Throughout life, a human being is bound to interact with other living creatures. These interactions are the basis of human existence in itself, they let us survive the conditions that our habitat conveys. Interaction might not be the reason why we live, but it provides us with entertainment while on this journey; the same, as trivial as it may look through objective eyes, conceives society. Without human interaction, there would be no nations, no wars, no movement, no destruction, no development, no bigotry, etc. In other words, life as we know it would not be.
As a human being, living in this age, I find myself going through different sorts of interactions. The life style I have chosen, and the people that I share my time with, are key players in my mood. When placed on screen, it is evident that I am pointing out the obvious, but half my life, I lived in denial. I am a proud man, it does not bother me when I admit it, and it might be one fault that degenerates into many more. As a child and adult I think myself at times higher than the people that surround me, and admitting this might be silly because there is no gain to it, yet I do not hesitate to continue typing. But, as proud and hard headed as I am, there are moments when I decide to come down and have brunch with the mortals. The ivory tower I raised myself on to is nice, but it gets lonely. That is why I am so adamant in regards to making new friends and meeting different kinds of people. While interacting with many people, you get to know a lot of customs, and it helps you broaden your judgement spectrum, for better or worse. At the end, you find yourself surrounded with different people, from different places, sharing something with you that dismisses all sorts of disagreements that might come up in other scenarios.

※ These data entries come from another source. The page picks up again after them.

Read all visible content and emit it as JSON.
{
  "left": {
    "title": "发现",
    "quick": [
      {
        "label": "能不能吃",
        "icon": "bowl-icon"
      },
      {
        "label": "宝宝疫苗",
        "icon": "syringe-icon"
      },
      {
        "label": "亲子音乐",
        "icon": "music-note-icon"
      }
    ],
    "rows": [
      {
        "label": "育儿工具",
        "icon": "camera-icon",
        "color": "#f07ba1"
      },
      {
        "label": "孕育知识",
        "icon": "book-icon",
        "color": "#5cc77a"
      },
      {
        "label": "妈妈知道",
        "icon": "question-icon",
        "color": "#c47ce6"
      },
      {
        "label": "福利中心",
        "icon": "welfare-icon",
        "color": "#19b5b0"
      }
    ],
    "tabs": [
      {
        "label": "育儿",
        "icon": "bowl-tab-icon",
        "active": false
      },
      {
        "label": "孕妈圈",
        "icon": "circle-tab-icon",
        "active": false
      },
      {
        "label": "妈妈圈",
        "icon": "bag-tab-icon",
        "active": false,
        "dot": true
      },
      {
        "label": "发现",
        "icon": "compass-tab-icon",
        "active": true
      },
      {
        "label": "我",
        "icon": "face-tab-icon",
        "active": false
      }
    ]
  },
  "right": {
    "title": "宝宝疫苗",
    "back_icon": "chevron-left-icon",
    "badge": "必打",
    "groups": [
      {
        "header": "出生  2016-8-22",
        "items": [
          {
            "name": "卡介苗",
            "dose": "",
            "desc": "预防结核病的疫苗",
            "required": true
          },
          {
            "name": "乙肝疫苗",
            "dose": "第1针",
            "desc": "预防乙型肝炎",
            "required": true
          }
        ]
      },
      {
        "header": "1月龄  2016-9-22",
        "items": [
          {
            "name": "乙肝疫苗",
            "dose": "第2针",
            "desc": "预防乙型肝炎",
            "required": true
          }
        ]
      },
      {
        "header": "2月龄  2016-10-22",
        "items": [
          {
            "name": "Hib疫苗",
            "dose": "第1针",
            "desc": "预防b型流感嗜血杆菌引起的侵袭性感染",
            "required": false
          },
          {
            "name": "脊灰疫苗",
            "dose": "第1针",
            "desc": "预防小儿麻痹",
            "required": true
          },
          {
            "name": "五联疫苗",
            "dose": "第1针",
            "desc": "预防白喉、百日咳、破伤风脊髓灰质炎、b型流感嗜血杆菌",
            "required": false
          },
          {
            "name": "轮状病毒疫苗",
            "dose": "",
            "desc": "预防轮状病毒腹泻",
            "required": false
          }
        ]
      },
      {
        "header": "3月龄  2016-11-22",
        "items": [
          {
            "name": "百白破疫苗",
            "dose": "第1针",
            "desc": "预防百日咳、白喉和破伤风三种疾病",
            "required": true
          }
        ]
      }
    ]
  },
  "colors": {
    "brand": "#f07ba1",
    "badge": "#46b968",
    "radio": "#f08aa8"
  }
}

The good interactions, are the ones you want to repeat; those that you want more of. When this happens we call it friendship. A friend to me is a person you feel you can rely on, and you do everything you can for them to rely on you. It's a mutual contract, binding you to keep secrets, lend a hand and/or shoulder when needed, and cheer from the sideline indefinitely. Because of these conditions, not everyone can sign up, most contracts are annulled, and as with any other legal documents there are those who will commit fraud, affecting their credit history.
It does not happen often, for some of us, that a friendship endures time, emotions, conflicts and interests. The few that do, are precious, and are kept safe. Unfortunately, as humans, at one point our journey must come to an end, yet the contract, does not regard this condition for annulment. The feeling that one part has to go through when this happen is terrible, and perhaps it is the price we pay for it. I do not regret, as much as I am paying now, that I signed up for it. I might not have to deposit as much as others, the fact is, that it does not really matter what the cost is, as long as you have it. This is not money, friendships can not be measured, grief can not be compared. I lost some one close to me this year, this is the means I have of grieving. She was cut short from a great trip that was just beginning, or maybe she started a much fruitful experience; at least I hope so. I am sad, I do not want to repeat myself, and yet I still do. The interesting thing is, that anyone that belongs to that circle we are in, has manifested in one way or the other the same grief I have. The difference being, that I have distracted myself, and avoided the issue. I saw myself as someone that had to be there for the others, even though most of the time, it was not necessary. I sometimes look at myself as being ignored, yet at the same time, I feel like I can do without the approval of whoever surrounds me. I think it helps me being this way, not answering to anyone, and just work to achieve what I want, even though no one wants to or sees me achieving it. The one thing she said, that still remains with me, is how she liked how I placed so much effort when I did something. Up until then, I had no need for someone to tell me how they felt; yet when she did, I was happy that someone noticed. Is it that after so much time expecting attention, I decided to forget it and to focus on myself and my approval? Have I taken a step forward, or a step back? Does it really matter? I payed her friendship with my selfishness; and I signed for it fully aware of what I was giving up.
I ignore what the effects of writing this are. I refuse to compare myself with others, and yet the thought of her fiance comes to mind, a few days before getting married and this happens; or her mother, who shared so much with her. Our friends, and the ones she had I did not meet. Is it camaraderie or just the need to compare my pain with others, so I cheer myself up. It failed so many times before, and being true to my taurian trait, I keep doing it.
I knew her, and yet I did not. She was human, she was imperfect. She had allergies, and was hyper active. We all miss her, and deny her being dead, by celebrating her life. Pauline, I don't know what to say, I thought that goodbye would be stupid, since we are all bound to meet afterwards, I hope that you are doing well, you deserve great things evidently, and for anyone to deny you that is ludicrous. Please, rest in peace.